Thursday, March 11, 2010

Has the European Court just given Wilder's the premiership?

Thus report in NRC Handlesblatt will be like a blast of trumpets to the ears of his PVV party.
The Moroccan M. Chakroun had lived in the Netherlands for two years when he married in 1972. His new wife remained in Morocco, while he worked as a manufacturing employee in the Netherlands until he lost his job in 2005. A year later, Mrs. Chakroun applied for a Dutch residency permit so she could be with her husband. The request was denied: her husband’s unemployment benefits were below the required minimum income of 120 percent of minimum wage.

The Chakrouns appealed their case, finally ending up in the Court of Justice of the European Union, which ruled in the couple’s favour last week. The minimum income requirement for foreign marriage partners, which is higher in the Netherlands than anywhere else in the EU, is at odds with the European right to family reunifications.as laid down in European Council Directive 2003/86/EC.

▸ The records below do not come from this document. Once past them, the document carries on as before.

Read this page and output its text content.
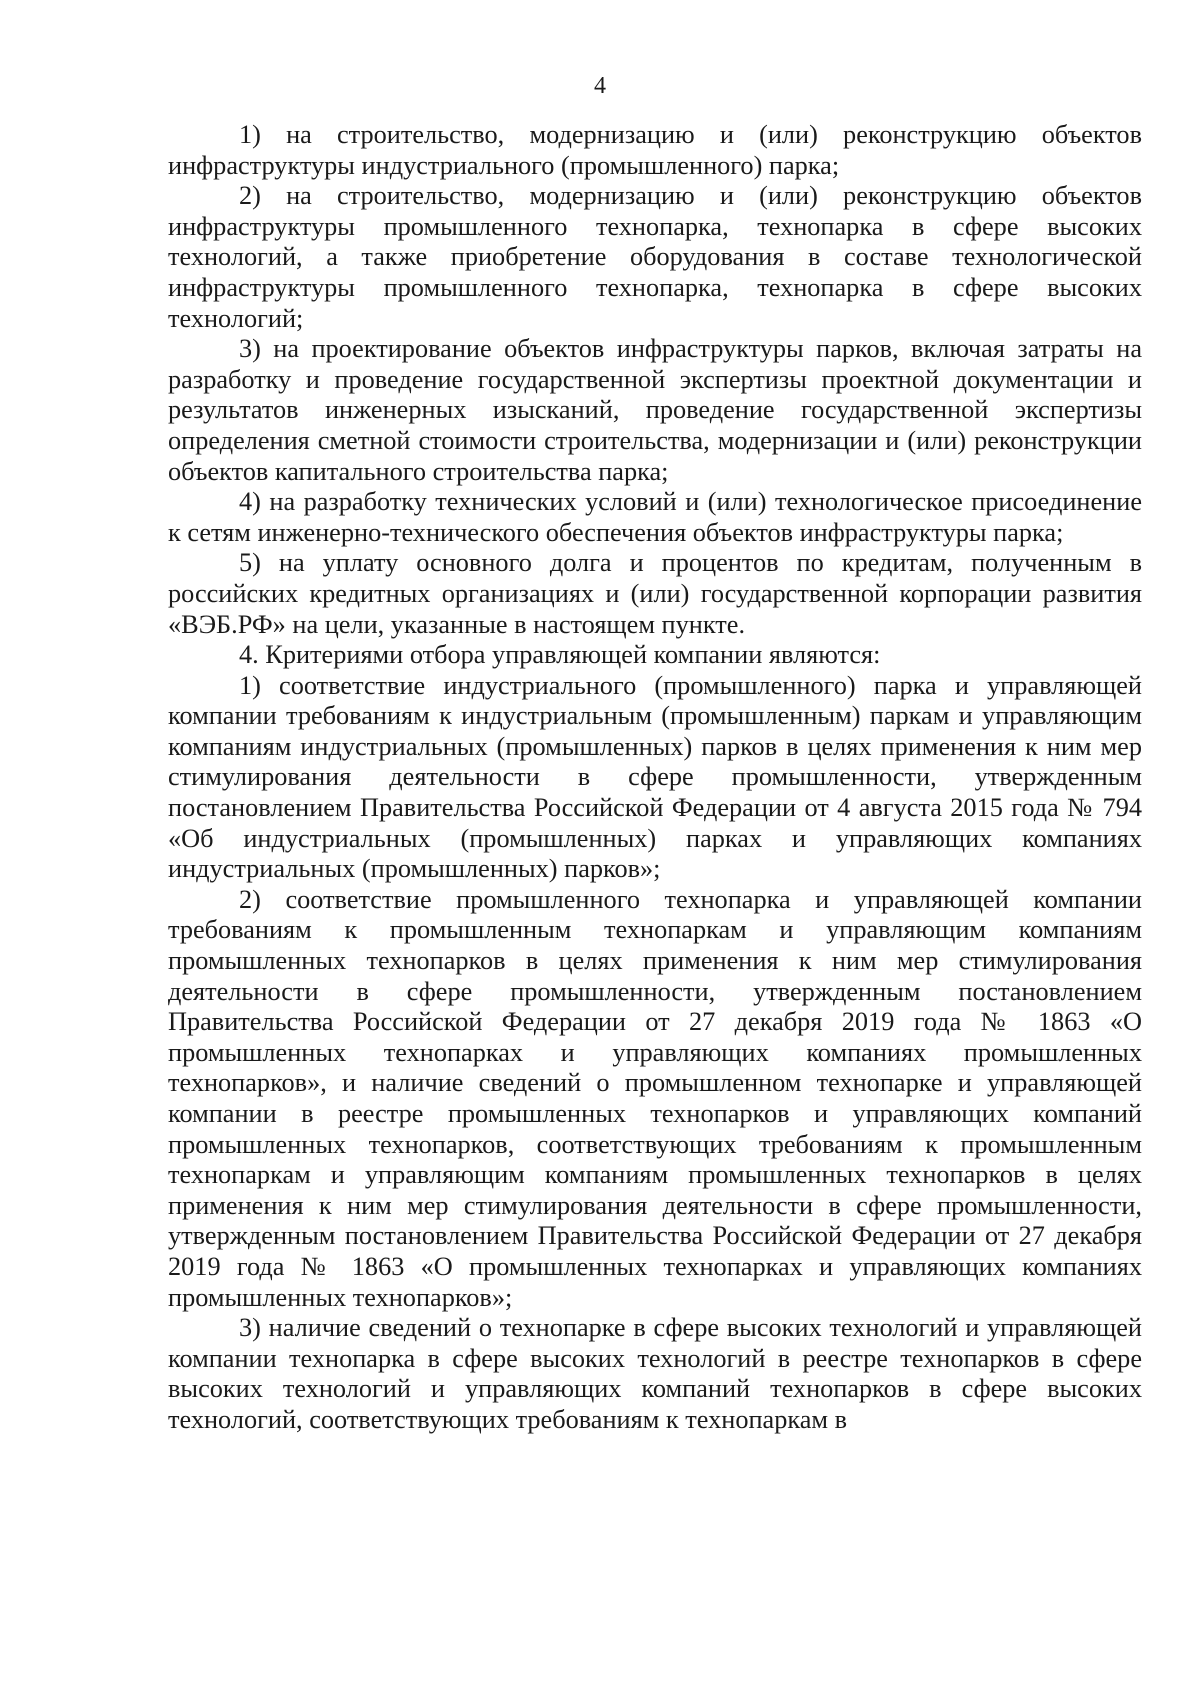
4

1) на строительство, модернизацию и (или) реконструкцию объектов инфраструктуры индустриального (промышленного) парка;

2) на строительство, модернизацию и (или) реконструкцию объектов инфраструктуры промышленного технопарка, технопарка в сфере высоких технологий, а также приобретение оборудования в составе технологической инфраструктуры промышленного технопарка, технопарка в сфере высоких технологий;

3) на проектирование объектов инфраструктуры парков, включая затраты на разработку и проведение государственной экспертизы проектной документации и результатов инженерных изысканий, проведение государственной экспертизы определения сметной стоимости строительства, модернизации и (или) реконструкции объектов капитального строительства парка;

4) на разработку технических условий и (или) технологическое присоединение к сетям инженерно-технического обеспечения объектов инфраструктуры парка;

5) на уплату основного долга и процентов по кредитам, полученным в российских кредитных организациях и (или) государственной корпорации развития «ВЭБ.РФ» на цели, указанные в настоящем пункте.

4. Критериями отбора управляющей компании являются:

1) соответствие индустриального (промышленного) парка и управляющей компании требованиям к индустриальным (промышленным) паркам и управляющим компаниям индустриальных (промышленных) парков в целях применения к ним мер стимулирования деятельности в сфере промышленности, утвержденным постановлением Правительства Российской Федерации от 4 августа 2015 года № 794 «Об индустриальных (промышленных) парках и управляющих компаниях индустриальных (промышленных) парков»;

2) соответствие промышленного технопарка и управляющей компании требованиям к промышленным технопаркам и управляющим компаниям промышленных технопарков в целях применения к ним мер стимулирования деятельности в сфере промышленности, утвержденным постановлением Правительства Российской Федерации от 27 декабря 2019 года № 1863 «О промышленных технопарках и управляющих компаниях промышленных технопарков», и наличие сведений о промышленном технопарке и управляющей компании в реестре промышленных технопарков и управляющих компаний промышленных технопарков, соответствующих требованиям к промышленным технопаркам и управляющим компаниям промышленных технопарков в целях применения к ним мер стимулирования деятельности в сфере промышленности, утвержденным постановлением Правительства Российской Федерации от 27 декабря 2019 года № 1863 «О промышленных технопарках и управляющих компаниях промышленных технопарков»;

3) наличие сведений о технопарке в сфере высоких технологий и управляющей компании технопарка в сфере высоких технологий в реестре технопарков в сфере высоких технологий и управляющих компаний технопарков в сфере высоких технологий, соответствующих требованиям к технопаркам в
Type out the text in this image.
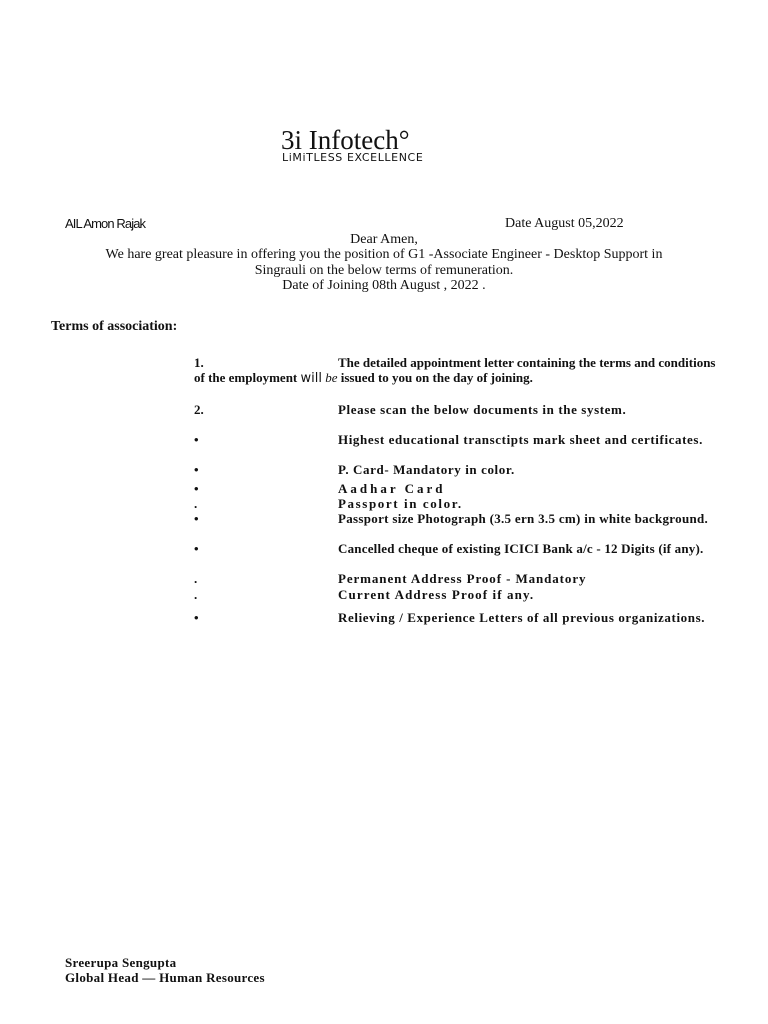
3i Infotech°
LiMiTLESS EXCELLENCE
AIL Amon Rajak	Date August 05,2022
Dear Amen,
We hare great pleasure in offering you the position of G1 -Associate Engineer - Desktop Support in
Singrauli on the below terms of remuneration.
Date of Joining 08th August , 2022 .
Terms of association:
1.	The detailed appointment letter containing the terms and conditions of the employment will be issued to you on the day of joining.
2.	Please scan the below documents in the system.
•	Highest educational transctipts mark sheet and certificates.
•	P. Card- Mandatory in color.
•	Aadhar Card
.	Passport in color.
•	Passport size Photograph (3.5 ern 3.5 cm) in white background.
•	Cancelled cheque of existing ICICI Bank a/c - 12 Digits (if any).
.	Permanent Address Proof - Mandatory
.	Current Address Proof if any.
•	Relieving / Experience Letters of all previous organizations.
Sreerupa Sengupta
Global Head — Human Resources
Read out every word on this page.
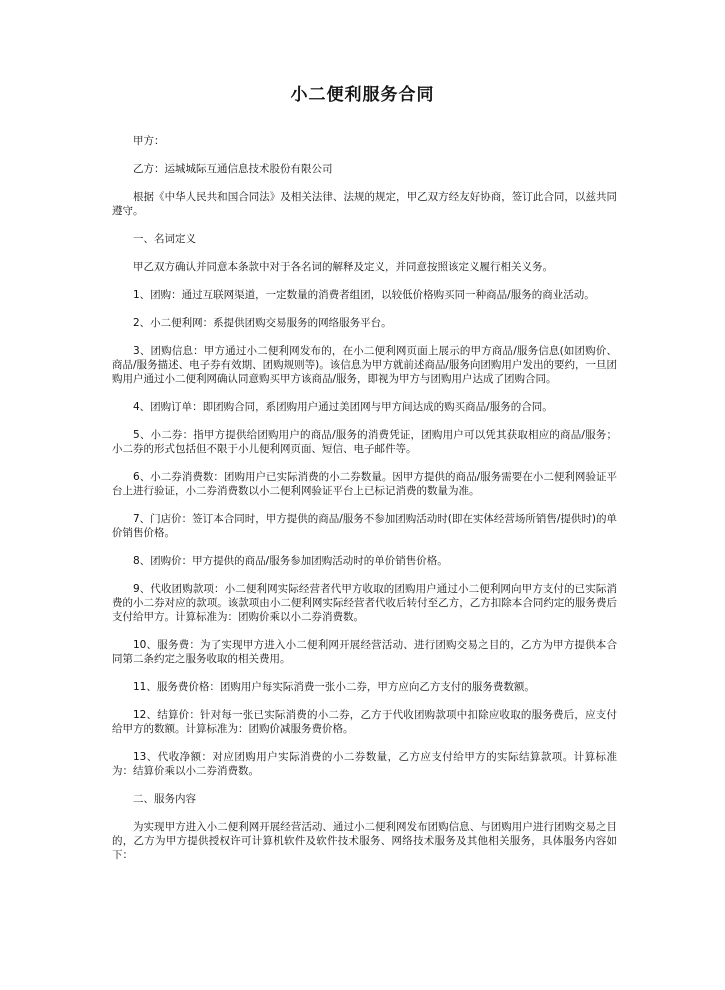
小二便利服务合同

甲方：

乙方：运城城际互通信息技术股份有限公司

根据《中华人民共和国合同法》及相关法律、法规的规定，甲乙双方经友好协商，签订此合同，以兹共同遵守。

一、名词定义

甲乙双方确认并同意本条款中对于各名词的解释及定义，并同意按照该定义履行相关义务。

1、团购：通过互联网渠道，一定数量的消费者组团，以较低价格购买同一种商品/服务的商业活动。

2、小二便利网：系提供团购交易服务的网络服务平台。

3、团购信息：甲方通过小二便利网发布的，在小二便利网页面上展示的甲方商品/服务信息(如团购价、商品/服务描述、电子券有效期、团购规则等)。该信息为甲方就前述商品/服务向团购用户发出的要约，一旦团购用户通过小二便利网确认同意购买甲方该商品/服务，即视为甲方与团购用户达成了团购合同。

4、团购订单：即团购合同，系团购用户通过美团网与甲方间达成的购买商品/服务的合同。

5、小二券：指甲方提供给团购用户的商品/服务的消费凭证，团购用户可以凭其获取相应的商品/服务；小二券的形式包括但不限于小儿便利网页面、短信、电子邮件等。

6、小二券消费数：团购用户已实际消费的小二券数量。因甲方提供的商品/服务需要在小二便利网验证平台上进行验证，小二券消费数以小二便利网验证平台上已标记消费的数量为准。

7、门店价：签订本合同时，甲方提供的商品/服务不参加团购活动时(即在实体经营场所销售/提供时)的单价销售价格。

8、团购价：甲方提供的商品/服务参加团购活动时的单价销售价格。

9、代收团购款项：小二便利网实际经营者代甲方收取的团购用户通过小二便利网向甲方支付的已实际消费的小二券对应的款项。该款项由小二便利网实际经营者代收后转付至乙方，乙方扣除本合同约定的服务费后支付给甲方。计算标准为：团购价乘以小二券消费数。

10、服务费：为了实现甲方进入小二便利网开展经营活动、进行团购交易之目的，乙方为甲方提供本合同第二条约定之服务收取的相关费用。

11、服务费价格：团购用户每实际消费一张小二券，甲方应向乙方支付的服务费数额。

12、结算价：针对每一张已实际消费的小二券，乙方于代收团购款项中扣除应收取的服务费后，应支付给甲方的数额。计算标准为：团购价减服务费价格。

13、代收净额：对应团购用户实际消费的小二券数量，乙方应支付给甲方的实际结算款项。计算标准为：结算价乘以小二券消费数。

二、服务内容

为实现甲方进入小二便利网开展经营活动、通过小二便利网发布团购信息、与团购用户进行团购交易之目的，乙方为甲方提供授权许可计算机软件及软件技术服务、网络技术服务及其他相关服务，具体服务内容如下：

After the European court reprimanded the Netherlands for its policy, justice minister Ernst Hirsch Ballin told parliament this week he would be dropping the 120-percent requirement. His department will also stop distinguishing between people who were already married before they came to the Netherlands and people who want to bring a new partner here.

The minister was left with no other options, said professor Kees Groenendijk, the chairman of the Radboud University’s Centre for Migration Law. “The court’s ruling is unambiguous and sends a clear message to the Dutch government. It has been ignoring European regulations for years.”
You can look at it that way, or you could say that the European Union is riding roughshod over the democratically decided will of the Dutch people.

You pays your money, you takes your choice.